Primary Functions of Centrioles
The primary role of centrioles involves organizing the cell’s internal skeleton, specifically the network of microtubules. During cell division, the centrosome, containing the centrioles, functions as the main microtubule-organizing center (MTOC) in many organisms. As the cell prepares to divide, the centrosome duplicates and the two resulting bodies move to opposite sides of the cell nucleus.
From these opposing poles, the mitotic spindle is nucleated and assembled. These spindle fibers attach to the chromosomes, ensuring that the genetic material is accurately separated and distributed evenly between the two nascent daughter cells during mitosis or meiosis.
Beyond cell division, centrioles also have a direct role in cellular movement and sensory function. A centriole can migrate to the cell’s surface and transform into a structure called a basal body. The basal body then anchors and organizes the growth of cilia or flagella. These structures are used for locomotion, such as propelling a single-celled organism through water, or for moving fluid over a tissue surface, like the cilia lining the human respiratory tract.
Life Forms That Possess Centrioles
Centrioles are standard components in the Kingdom Animalia, where they are found in nearly every cell type, from sponges to mammals. The presence of a centrosome containing a pair of centrioles is the defining MTOC structure for all animal cells that undergo division.
Many single-celled eukaryotes, classified under the Kingdom Protista, also possess centrioles. They utilize centrioles to form the basal bodies necessary for their flagella or cilia. The motile forms of many algae, such as Chlamydomonas, rely on these structures to organize the flagella that allow them to swim toward light sources.
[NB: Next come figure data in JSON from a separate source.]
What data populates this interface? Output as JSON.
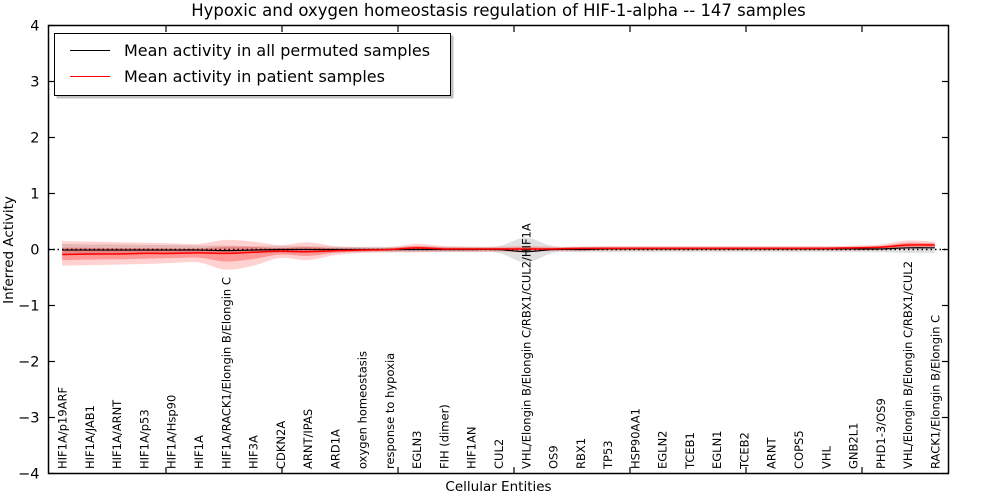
{
  "title": "Hypoxic and oxygen homeostasis regulation of HIF-1-alpha -- 147 samples",
  "axes": {
    "xlabel": "Cellular Entities",
    "ylabel": "Inferred Activity"
  },
  "legend": {
    "items": [
      {
        "label": "Mean activity in all permuted samples",
        "color": "#000000"
      },
      {
        "label": "Mean activity in patient samples",
        "color": "#ff0000"
      }
    ]
  },
  "colors": {
    "permuted_line": "#000000",
    "patient_line": "#ff0000",
    "permuted_band": "#999999",
    "patient_band": "#ff0000",
    "zero_line": "#000000"
  },
  "chart_data": {
    "type": "line",
    "title": "Hypoxic and oxygen homeostasis regulation of HIF-1-alpha -- 147 samples",
    "xlabel": "Cellular Entities",
    "ylabel": "Inferred Activity",
    "ylim": [
      -4,
      4
    ],
    "yticks": [
      -4,
      -3,
      -2,
      -1,
      0,
      1,
      2,
      3,
      4
    ],
    "grid": false,
    "legend_position": "upper left",
    "categories": [
      "HIF1A/p19ARF",
      "HIF1A/JAB1",
      "HIF1A/ARNT",
      "HIF1A/p53",
      "HIF1A/Hsp90",
      "HIF1A",
      "HIF1A/RACK1/Elongin B/Elongin C",
      "HIF3A",
      "CDKN2A",
      "ARNT/IPAS",
      "ARD1A",
      "oxygen homeostasis",
      "response to hypoxia",
      "EGLN3",
      "FIH (dimer)",
      "HIF1AN",
      "CUL2",
      "VHL/Elongin B/Elongin C/RBX1/CUL2/HIF1A",
      "OS9",
      "RBX1",
      "TP53",
      "HSP90AA1",
      "EGLN2",
      "TCEB1",
      "EGLN1",
      "TCEB2",
      "ARNT",
      "COPS5",
      "VHL",
      "GNB2L1",
      "PHD1-3/OS9",
      "VHL/Elongin B/Elongin C/RBX1/CUL2",
      "RACK1/Elongin B/Elongin C"
    ],
    "series": [
      {
        "name": "Mean activity in all permuted samples",
        "color": "#000000",
        "values": [
          -0.01,
          -0.01,
          -0.01,
          -0.01,
          -0.01,
          -0.01,
          -0.02,
          -0.01,
          0,
          0,
          0,
          0,
          0,
          0,
          0,
          0,
          0,
          -0.04,
          0,
          0,
          0.01,
          0.01,
          0.01,
          0.01,
          0.01,
          0.01,
          0.01,
          0.01,
          0.01,
          0.01,
          0.01,
          0.03,
          0.03
        ]
      },
      {
        "name": "Mean activity in patient samples",
        "color": "#ff0000",
        "values": [
          -0.09,
          -0.08,
          -0.08,
          -0.07,
          -0.07,
          -0.06,
          -0.07,
          -0.05,
          -0.03,
          -0.04,
          -0.02,
          -0.01,
          0,
          0.03,
          0.01,
          0.01,
          0.01,
          0.01,
          0.01,
          0.02,
          0.02,
          0.02,
          0.02,
          0.02,
          0.02,
          0.02,
          0.02,
          0.02,
          0.02,
          0.03,
          0.04,
          0.08,
          0.08
        ]
      }
    ],
    "bands": [
      {
        "name": "permuted samples range",
        "color": "#999999",
        "opacity": 0.3,
        "hi": [
          0.1,
          0.09,
          0.09,
          0.08,
          0.08,
          0.07,
          0.07,
          0.06,
          0.06,
          0.06,
          0.05,
          0.05,
          0.05,
          0.05,
          0.05,
          0.05,
          0.06,
          0.21,
          0.06,
          0.05,
          0.05,
          0.05,
          0.05,
          0.05,
          0.05,
          0.05,
          0.05,
          0.05,
          0.05,
          0.05,
          0.05,
          0.06,
          0.06
        ],
        "lo": [
          -0.1,
          -0.09,
          -0.09,
          -0.08,
          -0.08,
          -0.07,
          -0.07,
          -0.06,
          -0.06,
          -0.06,
          -0.05,
          -0.05,
          -0.05,
          -0.05,
          -0.05,
          -0.05,
          -0.06,
          -0.23,
          -0.06,
          -0.05,
          -0.05,
          -0.05,
          -0.05,
          -0.05,
          -0.05,
          -0.05,
          -0.05,
          -0.05,
          -0.05,
          -0.05,
          -0.05,
          -0.06,
          -0.06
        ]
      },
      {
        "name": "patient samples range",
        "color": "#ff0000",
        "opacity": 0.18,
        "hi": [
          0.15,
          0.14,
          0.13,
          0.12,
          0.11,
          0.1,
          0.17,
          0.14,
          0.08,
          0.13,
          0.06,
          0.04,
          0.04,
          0.1,
          0.06,
          0.05,
          0.05,
          0.06,
          0.05,
          0.05,
          0.06,
          0.06,
          0.06,
          0.06,
          0.06,
          0.06,
          0.06,
          0.06,
          0.06,
          0.07,
          0.09,
          0.16,
          0.14
        ],
        "lo": [
          -0.29,
          -0.28,
          -0.27,
          -0.26,
          -0.24,
          -0.23,
          -0.36,
          -0.29,
          -0.15,
          -0.19,
          -0.1,
          -0.06,
          -0.05,
          -0.05,
          -0.04,
          -0.04,
          -0.04,
          -0.05,
          -0.03,
          -0.03,
          -0.02,
          -0.02,
          -0.02,
          -0.02,
          -0.02,
          -0.02,
          -0.02,
          -0.02,
          -0.02,
          -0.02,
          -0.01,
          0.01,
          0.02
        ]
      }
    ],
    "zero_line": {
      "y": 0,
      "style": "dotted"
    }
  }
}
Centrioles are not universally present in plants, but they are retained in several ancestral groups. These lower plants, including bryophytes and pteridophytes, produce motile sperm cells that require flagella for movement through water. Centrioles are present in the cells that develop these motile gametes, forming the basal bodies necessary to construct the flagella.
Ancient Seed Plants
Even some ancient seed plants, such as cycads and Ginkgo biloba, still produce flagellated sperm. This necessitates the presence of centrioles in those specific reproductive cells.
Organisms That Do Not Utilize Centrioles
The absence of centrioles is common in several major life forms that have evolved alternative strategies for cellular organization. The prokaryotes, including all bacteria and archaea, lack these structures. Since prokaryotic cells lack a nucleus and complex membrane-bound organelles, they do not possess the microtubule-based cytoskeleton or the complex division machinery that centrioles help organize.
Higher plants, such as flowering plants (angiosperms) and cone-bearing plants (gymnosperms), have lost centrioles. These plants still undergo mitosis but have evolved a decentralized system for spindle formation. Instead of a single, centralized centrosome, they use numerous dispersed microtubule organizing centers (MTOCs) scattered throughout the cytoplasm and around the nuclear envelope.
In these higher plant cells, the mitotic spindle is constructed through a process known as acentrosomal division, where microtubules are nucleated from the surface of the nucleus itself. These MTOCs organize the spindle fibers to separate chromosomes without the need for a centriole structure to define the poles. This adaptation is linked to the fact that these plants no longer produce motile cells and do not require the basal bodies that centrioles form.
Most species within the Kingdom Fungi also do not possess centrioles, relying on a distinct mechanism for spindle assembly. Instead of a centrosome, fungi utilize a specialized organelle called the spindle pole body (SPB). The SPB is a dense, plaque-like structure embedded within the nuclear envelope in many fungal species, including common yeasts.
Unlike the animal centrosome, the fungal SPB remains intact within the nuclear envelope throughout mitosis. The SPB nucleates the microtubules that form the mitotic spindle. The nuclear envelope itself often remains intact during division in many fungi, meaning the SPB is directly responsible for organizing the spindle from within or across the nuclear boundary, a process different from the open mitosis seen in animal cells.